Dans notre série de chroniques sur Gaston Bachelard, nous avons été amenés à nous interroger sur les relations qui existent entre la poésie et la philosophie. Pour aller plus loin encore, j’ai demandé à Philippe Tancelin, poète-philosophe, professeur des Universités, directeur du Centre International Inter-universitaire Espaces Poétiques et de Recherches ainsi que de la collection Poètes des cinq continents à L’Harmattan, de nous faire partager ses réflexions à la lumière de sa double expérience.
Au XIXe, Hölderlin, poète, et à sa suite, au XXe, le philosophe Heidegger, posaient la question pourquoi des poètes en temps de détresse ? A cette question il était répondu que la poésie était seule capable de capter la lumière dans la minuit du monde.
On pourrait de même se poser la question de savoir ce qu’il faudrait attendre aujourd’hui de la philosophie.
A n’en pas douter, hier comme aujourd’hui, et peut-être encore plus aujourd’hui, étant donné une certaine confusion qui s’est introduite dans une pensée qui a perdu ses repères, ce qu’on cherche n’est pas tant la vérité au-dessus des vérités que le chemin qui pourrait mener à une vérité, compte tenu que la vérité est toujours en création, toujours à créer et vient sans cesse fausser des idées pré-établies.
Ce n’est pas tant la connaissance affirmée de quelque chose, que le chemin de la connaissance et les outils que l’on peut forger en cours de route qui sont importants, en même temps que ces outils ne cesseront chemin faisant de remettre en jeu la connaissance.
Je crois que malgré une époque de réponse à tout, de certitudes acquises, ce qui importe c’est la remise en cause de ses certitudes, la remise en cause de ces vérités. Cette remise en cause n’est pas un moment, une étape de la pensée sur le chemin de la connaissance, mais un mode de pensée même, un mode de pensée dont on pourrait dire qu’il peut nous guérir de la peur de penser.
Nous traversons une époque d’acculturation et d’opposition radicale des systèmes de communication à ce qui est de l’ordre de la création, parce que “créer c’est résister” disait Deleuze non seulement à la mort mais à ce qui veut rendre impossible tous bouillonnements souterrains de l’intelligence et de l’imagination.
Depuis Rimbaud, on le sait, la poésie ne rythme pas l’action, la poésie n’embellit pas les choses et les êtres, la poésie n’ornemente pas la réalité. La poésie est en fait en avant, résolument moderne disait Rimbaud, c’est-à-dire voyante à l’inverse de l’action, de l’activisme, de l’agitation qui sont plutôt aveugles.
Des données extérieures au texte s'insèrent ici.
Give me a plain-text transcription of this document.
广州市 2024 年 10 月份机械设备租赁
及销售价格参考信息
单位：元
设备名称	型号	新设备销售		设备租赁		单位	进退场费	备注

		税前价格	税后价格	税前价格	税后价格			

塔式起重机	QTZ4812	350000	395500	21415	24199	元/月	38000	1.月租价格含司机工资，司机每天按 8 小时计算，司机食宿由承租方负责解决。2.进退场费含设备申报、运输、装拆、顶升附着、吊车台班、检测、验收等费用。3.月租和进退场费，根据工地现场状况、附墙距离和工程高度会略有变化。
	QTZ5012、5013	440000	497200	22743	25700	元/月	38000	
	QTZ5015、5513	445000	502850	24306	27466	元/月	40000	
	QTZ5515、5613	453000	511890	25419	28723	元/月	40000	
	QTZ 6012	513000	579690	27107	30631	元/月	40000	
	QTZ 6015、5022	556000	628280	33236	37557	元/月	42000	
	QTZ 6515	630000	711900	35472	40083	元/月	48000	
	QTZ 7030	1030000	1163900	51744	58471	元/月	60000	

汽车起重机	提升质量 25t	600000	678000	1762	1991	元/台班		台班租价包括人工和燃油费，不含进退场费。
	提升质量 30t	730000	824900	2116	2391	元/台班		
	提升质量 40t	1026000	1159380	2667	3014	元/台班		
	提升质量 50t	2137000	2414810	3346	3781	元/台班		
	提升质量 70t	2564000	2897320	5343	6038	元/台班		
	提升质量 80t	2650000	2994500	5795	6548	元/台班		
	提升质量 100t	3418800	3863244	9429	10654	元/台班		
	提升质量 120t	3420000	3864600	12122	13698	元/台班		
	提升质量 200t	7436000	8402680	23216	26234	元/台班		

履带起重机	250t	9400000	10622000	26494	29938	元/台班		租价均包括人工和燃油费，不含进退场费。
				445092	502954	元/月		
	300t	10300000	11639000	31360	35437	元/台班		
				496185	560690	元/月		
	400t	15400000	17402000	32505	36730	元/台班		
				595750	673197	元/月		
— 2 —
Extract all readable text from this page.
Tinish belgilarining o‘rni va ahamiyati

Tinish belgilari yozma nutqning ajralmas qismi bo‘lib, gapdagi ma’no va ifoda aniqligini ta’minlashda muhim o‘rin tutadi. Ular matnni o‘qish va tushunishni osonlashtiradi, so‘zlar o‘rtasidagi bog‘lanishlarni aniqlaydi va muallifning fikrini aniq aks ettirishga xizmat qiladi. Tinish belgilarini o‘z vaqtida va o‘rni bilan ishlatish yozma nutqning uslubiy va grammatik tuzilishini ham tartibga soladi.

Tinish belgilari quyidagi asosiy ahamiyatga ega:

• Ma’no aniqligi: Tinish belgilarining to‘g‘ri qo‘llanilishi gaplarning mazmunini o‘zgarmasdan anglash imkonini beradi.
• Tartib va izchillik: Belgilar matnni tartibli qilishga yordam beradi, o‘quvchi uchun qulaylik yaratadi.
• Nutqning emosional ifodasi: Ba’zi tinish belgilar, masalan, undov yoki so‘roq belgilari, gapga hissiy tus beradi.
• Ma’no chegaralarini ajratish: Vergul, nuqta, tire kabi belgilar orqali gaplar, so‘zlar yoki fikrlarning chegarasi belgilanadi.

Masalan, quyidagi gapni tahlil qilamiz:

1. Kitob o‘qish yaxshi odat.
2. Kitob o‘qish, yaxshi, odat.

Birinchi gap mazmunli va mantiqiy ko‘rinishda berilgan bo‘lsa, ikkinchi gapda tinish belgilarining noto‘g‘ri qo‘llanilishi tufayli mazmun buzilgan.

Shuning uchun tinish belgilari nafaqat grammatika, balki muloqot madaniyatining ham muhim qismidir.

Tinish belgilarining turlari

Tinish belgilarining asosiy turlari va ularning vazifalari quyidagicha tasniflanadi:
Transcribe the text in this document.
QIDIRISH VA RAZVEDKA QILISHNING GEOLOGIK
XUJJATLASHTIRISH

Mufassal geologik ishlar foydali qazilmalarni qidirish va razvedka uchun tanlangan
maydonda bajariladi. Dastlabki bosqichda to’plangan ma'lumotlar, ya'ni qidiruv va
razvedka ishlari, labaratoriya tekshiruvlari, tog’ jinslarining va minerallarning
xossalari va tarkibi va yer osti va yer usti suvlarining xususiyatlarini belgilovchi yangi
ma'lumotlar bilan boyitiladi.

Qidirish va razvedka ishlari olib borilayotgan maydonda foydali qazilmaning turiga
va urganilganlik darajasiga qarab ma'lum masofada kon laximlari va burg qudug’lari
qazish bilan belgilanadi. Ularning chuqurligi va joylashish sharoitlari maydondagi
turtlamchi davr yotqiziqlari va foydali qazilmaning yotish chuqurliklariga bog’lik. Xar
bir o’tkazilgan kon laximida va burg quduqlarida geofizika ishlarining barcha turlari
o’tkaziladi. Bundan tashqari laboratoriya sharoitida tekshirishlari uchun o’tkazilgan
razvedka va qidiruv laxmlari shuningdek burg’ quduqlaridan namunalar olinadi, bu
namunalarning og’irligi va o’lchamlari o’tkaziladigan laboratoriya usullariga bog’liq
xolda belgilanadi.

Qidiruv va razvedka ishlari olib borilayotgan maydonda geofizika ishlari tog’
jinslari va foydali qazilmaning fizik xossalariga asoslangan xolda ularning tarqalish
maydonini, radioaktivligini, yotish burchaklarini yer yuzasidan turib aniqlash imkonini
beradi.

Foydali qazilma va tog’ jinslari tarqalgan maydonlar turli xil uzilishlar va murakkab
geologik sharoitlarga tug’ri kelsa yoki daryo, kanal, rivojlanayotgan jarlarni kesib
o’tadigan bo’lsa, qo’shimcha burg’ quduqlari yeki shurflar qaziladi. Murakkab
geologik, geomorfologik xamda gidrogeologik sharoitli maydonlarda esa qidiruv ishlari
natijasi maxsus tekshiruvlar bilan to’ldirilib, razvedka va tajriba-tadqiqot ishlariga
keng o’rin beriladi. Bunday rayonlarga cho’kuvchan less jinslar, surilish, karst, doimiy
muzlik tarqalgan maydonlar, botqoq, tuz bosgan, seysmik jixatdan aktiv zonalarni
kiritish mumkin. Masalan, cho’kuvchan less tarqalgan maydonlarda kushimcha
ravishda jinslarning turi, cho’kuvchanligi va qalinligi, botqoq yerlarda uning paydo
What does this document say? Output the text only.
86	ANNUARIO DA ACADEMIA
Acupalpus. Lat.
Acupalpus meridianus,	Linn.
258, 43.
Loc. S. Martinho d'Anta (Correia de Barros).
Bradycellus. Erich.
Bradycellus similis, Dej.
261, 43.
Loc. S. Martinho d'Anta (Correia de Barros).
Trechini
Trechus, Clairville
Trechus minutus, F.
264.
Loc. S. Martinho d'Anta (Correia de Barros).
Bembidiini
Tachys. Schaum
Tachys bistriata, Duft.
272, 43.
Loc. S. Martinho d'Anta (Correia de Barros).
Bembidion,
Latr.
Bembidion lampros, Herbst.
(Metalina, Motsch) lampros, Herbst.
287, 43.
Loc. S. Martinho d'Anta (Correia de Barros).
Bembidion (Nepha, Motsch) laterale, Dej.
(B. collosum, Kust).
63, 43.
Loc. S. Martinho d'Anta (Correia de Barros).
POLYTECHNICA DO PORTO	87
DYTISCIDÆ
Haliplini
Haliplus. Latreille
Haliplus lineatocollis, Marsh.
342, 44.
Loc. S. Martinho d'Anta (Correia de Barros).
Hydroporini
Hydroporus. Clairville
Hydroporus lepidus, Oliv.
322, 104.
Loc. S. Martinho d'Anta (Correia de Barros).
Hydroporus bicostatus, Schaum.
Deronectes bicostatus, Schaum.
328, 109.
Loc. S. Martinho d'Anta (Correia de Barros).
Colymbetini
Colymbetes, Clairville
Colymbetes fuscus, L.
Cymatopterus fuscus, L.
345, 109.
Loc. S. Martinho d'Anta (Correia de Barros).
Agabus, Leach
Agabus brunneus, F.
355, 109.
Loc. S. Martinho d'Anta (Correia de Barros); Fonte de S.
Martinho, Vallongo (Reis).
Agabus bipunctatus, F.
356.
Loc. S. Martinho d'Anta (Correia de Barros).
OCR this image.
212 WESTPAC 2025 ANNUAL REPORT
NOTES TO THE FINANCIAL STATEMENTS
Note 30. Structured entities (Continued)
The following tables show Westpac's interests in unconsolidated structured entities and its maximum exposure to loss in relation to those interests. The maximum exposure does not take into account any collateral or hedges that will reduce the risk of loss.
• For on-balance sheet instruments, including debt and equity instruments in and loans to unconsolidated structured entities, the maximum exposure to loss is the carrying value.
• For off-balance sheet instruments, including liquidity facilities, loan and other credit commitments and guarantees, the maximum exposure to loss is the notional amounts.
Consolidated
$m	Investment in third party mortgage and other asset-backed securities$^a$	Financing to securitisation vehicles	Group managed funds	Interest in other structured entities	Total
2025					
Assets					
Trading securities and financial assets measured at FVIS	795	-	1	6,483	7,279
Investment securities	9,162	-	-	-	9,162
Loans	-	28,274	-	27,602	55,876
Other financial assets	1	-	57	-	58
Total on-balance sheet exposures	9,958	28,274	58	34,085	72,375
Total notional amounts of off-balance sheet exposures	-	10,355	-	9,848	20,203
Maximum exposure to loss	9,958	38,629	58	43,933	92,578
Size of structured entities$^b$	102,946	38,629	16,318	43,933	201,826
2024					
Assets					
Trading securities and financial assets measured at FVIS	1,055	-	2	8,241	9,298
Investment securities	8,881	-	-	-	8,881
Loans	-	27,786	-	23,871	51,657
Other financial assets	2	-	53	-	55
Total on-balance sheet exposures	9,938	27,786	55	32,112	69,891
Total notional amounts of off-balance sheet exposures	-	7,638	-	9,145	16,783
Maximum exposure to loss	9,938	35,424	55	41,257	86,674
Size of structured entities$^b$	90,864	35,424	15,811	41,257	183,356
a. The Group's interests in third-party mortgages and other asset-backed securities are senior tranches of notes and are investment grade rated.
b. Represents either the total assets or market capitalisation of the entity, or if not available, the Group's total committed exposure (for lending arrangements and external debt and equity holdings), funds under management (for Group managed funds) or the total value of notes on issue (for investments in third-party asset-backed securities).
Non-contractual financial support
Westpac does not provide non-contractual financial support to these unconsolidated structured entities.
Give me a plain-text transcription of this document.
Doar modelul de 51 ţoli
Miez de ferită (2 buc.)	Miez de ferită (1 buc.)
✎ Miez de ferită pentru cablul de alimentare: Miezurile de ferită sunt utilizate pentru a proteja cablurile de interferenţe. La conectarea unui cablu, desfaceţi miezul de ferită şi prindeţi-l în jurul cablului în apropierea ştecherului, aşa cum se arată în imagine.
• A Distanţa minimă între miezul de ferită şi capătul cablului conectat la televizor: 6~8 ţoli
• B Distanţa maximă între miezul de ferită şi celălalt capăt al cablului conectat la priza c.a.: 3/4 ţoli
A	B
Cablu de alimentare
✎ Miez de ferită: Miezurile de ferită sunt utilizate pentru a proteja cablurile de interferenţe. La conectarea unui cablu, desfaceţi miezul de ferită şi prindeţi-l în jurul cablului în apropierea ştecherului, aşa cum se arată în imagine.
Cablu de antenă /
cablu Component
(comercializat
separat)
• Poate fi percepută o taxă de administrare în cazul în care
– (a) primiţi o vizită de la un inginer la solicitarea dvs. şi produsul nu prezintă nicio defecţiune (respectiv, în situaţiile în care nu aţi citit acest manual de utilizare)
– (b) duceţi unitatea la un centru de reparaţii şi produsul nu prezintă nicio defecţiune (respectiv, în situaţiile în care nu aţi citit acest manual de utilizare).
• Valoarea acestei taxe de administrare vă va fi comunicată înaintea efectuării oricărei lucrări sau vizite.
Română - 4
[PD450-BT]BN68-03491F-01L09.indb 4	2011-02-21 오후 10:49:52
La philosophie prépare donc les outils de la connaissance et l’illumination poétique, guide cette connaissance au-delà des choses tangibles. Poésie et philosophie sont donc liées même si dans l’histoire de la pensée occidentale et de la philosophie, la tendance a plutôt été de les séparer. Une exception cependant au XXe siècle, la plus éloquente par son implication dans l’histoire et en particulier l’histoire de la résistance, est sans doute celle de René Char, plus récemment encore on peut citer Yves Bonnefoy, poète et philosophe.
Si la philosophie pose la question de savoir forger les outils, de créer des concepts pour penser le monde, la poésie elle, s’attache à penser le monde non pas tel qu’il nous est donné mais tel qu’il pourrait être en avant même des espoirs et des désirs que l’on pourrait avoir.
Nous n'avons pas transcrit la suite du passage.